Strongest Counterargument

The best case for single-trial approval is the Tufts Center's finding that faster FDA review times have not historically correlated with higher safety withdrawal rates. Drugs approved through priority review paths between 1980 and 2009 were withdrawn at statistically similar rates to standard-review drugs. Speed, by itself, did not kill patients.

This finding deserves serious weight, because if three decades of data show no speed-safety tradeoff, the single-trial standard may function similarly: faster approvals without meaningfully higher risk. Dismissing it on precautionary grounds alone would be intellectually dishonest.

One caveat: the Tufts data was collected under a regulatory regime where the two-trial standard existed as a floor beneath all approvals, meaning the historical withdrawal rates reflect a system in which drugs had already cleared a higher evidence bar before reaching patients. Removing that floor is a fundamentally different experiment than merely speeding up reviews within it. Accelerated approval in oncology suggests that when you reduce the evidence requirement below a certain threshold, you do not get more safety events but rather something harder to detect: drugs that remain on the market for years without confirmation that they deliver the clinical benefit that justified their approval in the first place.

What This Analysis Does Not Prove

The $19 million median Phase III cost figure from Tufts is disputed. Other researchers estimate significantly higher costs when accounting for site management fees, data monitoring, and regulatory filing expenses, placing a more realistic median between $30 million and $50 million, which would shift the savings calculation upward. This cost-risk calculation is directionally correct but depends on estimates with wide confidence intervals.

That 57% oncology failure rate cannot be extrapolated to all therapeutic areas. Oncology's accelerated approvals use surrogate endpoints like tumor shrinkage, which are inherently weaker predictors of clinical benefit than the hard endpoints used in cardiovascular or metabolic disease trials, so failure rates for single-trial approvals in diabetes or hypertension might be substantially lower.

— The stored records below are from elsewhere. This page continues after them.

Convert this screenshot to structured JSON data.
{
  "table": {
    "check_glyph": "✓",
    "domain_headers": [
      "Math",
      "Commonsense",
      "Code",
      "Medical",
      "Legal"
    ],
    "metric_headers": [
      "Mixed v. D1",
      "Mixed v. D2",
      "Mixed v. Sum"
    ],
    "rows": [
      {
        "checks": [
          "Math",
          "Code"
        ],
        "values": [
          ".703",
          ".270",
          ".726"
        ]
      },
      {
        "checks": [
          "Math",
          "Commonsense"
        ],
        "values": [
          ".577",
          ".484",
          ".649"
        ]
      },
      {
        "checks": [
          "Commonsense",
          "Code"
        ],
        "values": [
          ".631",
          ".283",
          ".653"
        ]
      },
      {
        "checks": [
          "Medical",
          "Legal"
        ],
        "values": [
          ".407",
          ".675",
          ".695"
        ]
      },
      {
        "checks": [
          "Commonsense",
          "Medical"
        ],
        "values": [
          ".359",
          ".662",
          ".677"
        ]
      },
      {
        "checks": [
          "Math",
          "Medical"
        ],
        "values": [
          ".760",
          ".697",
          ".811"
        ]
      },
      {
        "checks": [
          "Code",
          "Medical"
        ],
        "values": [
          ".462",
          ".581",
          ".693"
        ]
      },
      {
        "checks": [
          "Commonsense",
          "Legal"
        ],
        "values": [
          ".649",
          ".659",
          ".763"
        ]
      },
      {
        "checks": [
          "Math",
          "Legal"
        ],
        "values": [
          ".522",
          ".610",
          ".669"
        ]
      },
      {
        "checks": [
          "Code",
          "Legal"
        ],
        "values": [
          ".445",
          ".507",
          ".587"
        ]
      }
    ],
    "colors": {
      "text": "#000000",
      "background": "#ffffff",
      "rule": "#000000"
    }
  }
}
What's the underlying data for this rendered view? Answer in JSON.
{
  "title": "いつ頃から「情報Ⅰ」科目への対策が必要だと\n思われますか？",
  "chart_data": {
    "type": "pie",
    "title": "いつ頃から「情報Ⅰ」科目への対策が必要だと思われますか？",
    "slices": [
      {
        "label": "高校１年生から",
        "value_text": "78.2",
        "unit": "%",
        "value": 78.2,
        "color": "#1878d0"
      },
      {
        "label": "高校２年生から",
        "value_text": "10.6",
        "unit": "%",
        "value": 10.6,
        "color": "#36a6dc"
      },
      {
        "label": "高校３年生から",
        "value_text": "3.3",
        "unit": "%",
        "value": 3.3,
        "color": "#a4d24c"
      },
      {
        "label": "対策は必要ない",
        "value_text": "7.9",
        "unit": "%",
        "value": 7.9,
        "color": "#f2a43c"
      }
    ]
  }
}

And the biggest variable remains undefined: what counts as "confirmatory evidence"? If the FDA implements it rigorously, the effective evidence bar may not drop much at all. Real-world impact depends on guidance documents that have not been written yet.

What You Can Do

If you are a patient or caregiver: ask whether your medication was approved based on one or two pivotal trials. FDA's Drug@FDA database includes approval packages with this information. A single-trial approval is not a red flag, but it is relevant context for discussing alternatives with your physician.

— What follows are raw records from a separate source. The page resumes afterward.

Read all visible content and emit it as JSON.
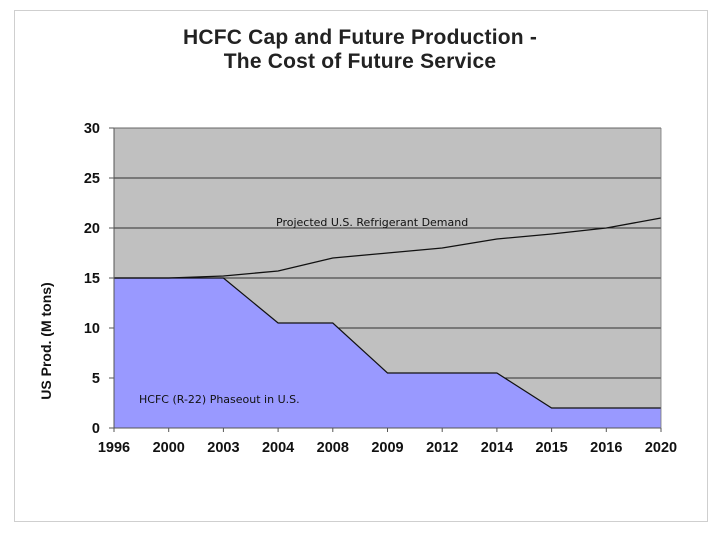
{
  "chart_data": {
    "type": "area",
    "title": "HCFC Cap and Future Production -",
    "subtitle": "The Cost of Future Service",
    "xlabel": "",
    "ylabel": "US Prod. (M tons)",
    "categories": [
      "1996",
      "2000",
      "2003",
      "2004",
      "2008",
      "2009",
      "2012",
      "2014",
      "2015",
      "2016",
      "2020"
    ],
    "ylim": [
      0,
      30
    ],
    "yticks": [
      0,
      5,
      10,
      15,
      20,
      25,
      30
    ],
    "grid": true,
    "series": [
      {
        "name": "Projected U.S. Refrigerant Demand",
        "kind": "line",
        "values": [
          15,
          15,
          15.2,
          15.7,
          17,
          17.5,
          18,
          18.9,
          19.4,
          20,
          21
        ],
        "color": "#111111"
      },
      {
        "name": "HCFC (R-22) Phaseout in U.S.",
        "kind": "area",
        "values": [
          15,
          15,
          15,
          10.5,
          10.5,
          5.5,
          5.5,
          5.5,
          2,
          2,
          2
        ],
        "color": "#9999ff"
      }
    ],
    "annotations": [
      {
        "text": "Projected U.S. Refrigerant Demand"
      },
      {
        "text": "HCFC (R-22) Phaseout in U.S."
      }
    ],
    "colors": {
      "plot_background": "#c0c0c0",
      "grid": "#000000",
      "area_fill": "#9999ff"
    }
  }
}
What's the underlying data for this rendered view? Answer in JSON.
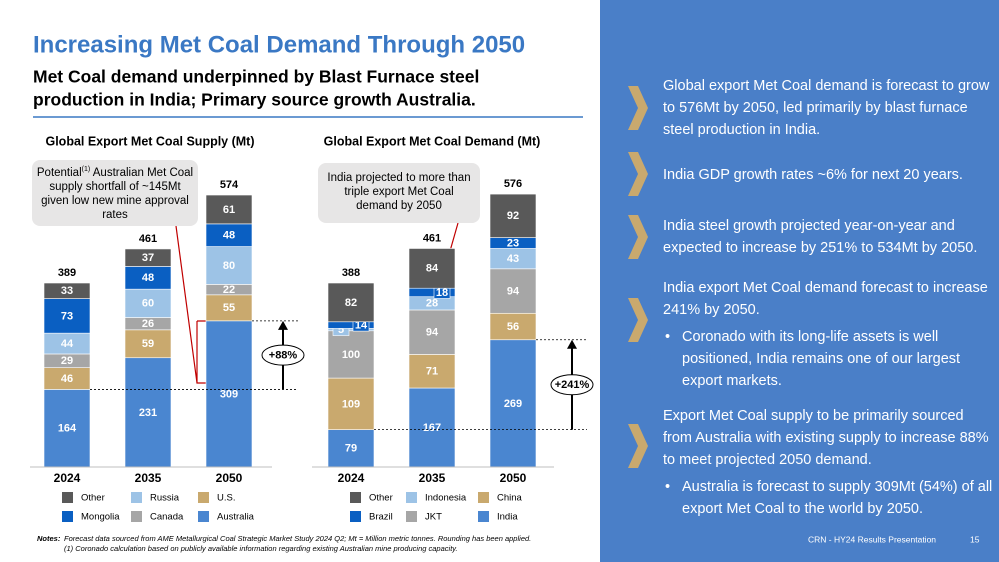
{
  "header": {
    "title": "Increasing Met Coal Demand Through 2050",
    "subtitle": [
      "Met Coal demand underpinned by Blast Furnace steel",
      "production in India; Primary source growth Australia."
    ]
  },
  "chart_data": [
    {
      "type": "bar",
      "stacked": true,
      "title": "Global Export Met Coal Supply (Mt)",
      "categories": [
        "2024",
        "2035",
        "2050"
      ],
      "series": [
        {
          "name": "Australia",
          "color": "#4a86d0",
          "values": [
            164,
            231,
            309
          ]
        },
        {
          "name": "U.S.",
          "color": "#c9a96e",
          "values": [
            46,
            59,
            55
          ]
        },
        {
          "name": "Canada",
          "color": "#a6a6a6",
          "values": [
            29,
            26,
            22
          ]
        },
        {
          "name": "Russia",
          "color": "#9dc3e6",
          "values": [
            44,
            60,
            80
          ]
        },
        {
          "name": "Mongolia",
          "color": "#0a5fc2",
          "values": [
            73,
            48,
            48
          ]
        },
        {
          "name": "Other",
          "color": "#595959",
          "values": [
            33,
            37,
            61
          ]
        }
      ],
      "totals": [
        389,
        461,
        574
      ],
      "growth_label": "+88%",
      "callout": [
        "Potential",
        "(1)",
        "Australian Met Coal supply shortfall of ~145Mt given low new mine approval rates"
      ]
    },
    {
      "type": "bar",
      "stacked": true,
      "title": "Global Export Met Coal Demand (Mt)",
      "categories": [
        "2024",
        "2035",
        "2050"
      ],
      "series": [
        {
          "name": "India",
          "color": "#4a86d0",
          "values": [
            79,
            167,
            269
          ]
        },
        {
          "name": "China",
          "color": "#c9a96e",
          "values": [
            109,
            71,
            56
          ]
        },
        {
          "name": "JKT",
          "color": "#a6a6a6",
          "values": [
            100,
            94,
            94
          ]
        },
        {
          "name": "Indonesia",
          "color": "#9dc3e6",
          "values": [
            5,
            28,
            43
          ]
        },
        {
          "name": "Brazil",
          "color": "#0a5fc2",
          "values": [
            14,
            18,
            23
          ]
        },
        {
          "name": "Other",
          "color": "#595959",
          "values": [
            82,
            84,
            92
          ]
        }
      ],
      "totals": [
        388,
        461,
        576
      ],
      "growth_label": "+241%",
      "callout": [
        "India projected to more than triple export Met Coal demand by 2050"
      ]
    }
  ],
  "panel": {
    "points": [
      {
        "text": "Global export Met Coal demand is forecast to grow to 576Mt by 2050, led primarily by blast furnace steel production in India."
      },
      {
        "text": "India GDP growth rates ~6% for next 20 years."
      },
      {
        "text": "India steel growth projected year-on-year and expected to increase by 251% to 534Mt by 2050."
      },
      {
        "text": "India export Met Coal demand forecast to increase 241% by 2050.",
        "bullets": [
          "Coronado with its long-life assets is well positioned, India remains one of our largest export markets."
        ]
      },
      {
        "text": "Export Met Coal supply to be primarily sourced from Australia with existing supply to increase 88% to meet projected 2050 demand.",
        "bullets": [
          "Australia is forecast to supply 309Mt (54%) of all export Met Coal to the world by 2050."
        ]
      }
    ]
  },
  "footer": {
    "notes_label": "Notes:",
    "notes": [
      "Forecast data sourced from AME Metallurgical Coal Strategic Market Study 2024 Q2; Mt = Million metric tonnes. Rounding has been applied.",
      "(1) Coronado calculation based on publicly available information regarding existing Australian mine producing capacity."
    ],
    "source": "CRN - HY24 Results Presentation",
    "page": 15
  }
}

If you invest in pharmaceutical companies: watch for pipeline acceleration announcements. Companies with drugs in late-stage development can now design single-trial programs, potentially saving $20 million or more per candidate and bringing approval forward by two to three years. That creates near-term value, but it also means the post-marketing evidence burden shifts from pre-approval to post-approval, increasing the tail risk of costly withdrawals.

If you work in healthcare policy: the most urgent need is investment in post-market surveillance infrastructure. Makary is moving the evidence burden downstream, from pre-market trials to real-world evidence collection after approval. Without commensurate investment in pharmacovigilance systems, electronic health record integration, and active safety monitoring programs, the single-trial standard becomes an evidence gap rather than an evidence shift.

Bottom Line

Makary's single-trial standard is not the deregulatory catastrophe that critics fear, nor the innovation breakthrough that proponents promise. It is a formalization of a trend already underway. Savings are real but modest: $380 million to $900 million annually, dwarfed by the pharmaceutical industry's overall expenditure. Risk is real but conditional: if post-market surveillance holds, the policy works. If it doesn't, the accelerated approval track record in oncology tells you exactly what happens. Not more dead patients. More drugs on the market that nobody can prove actually work.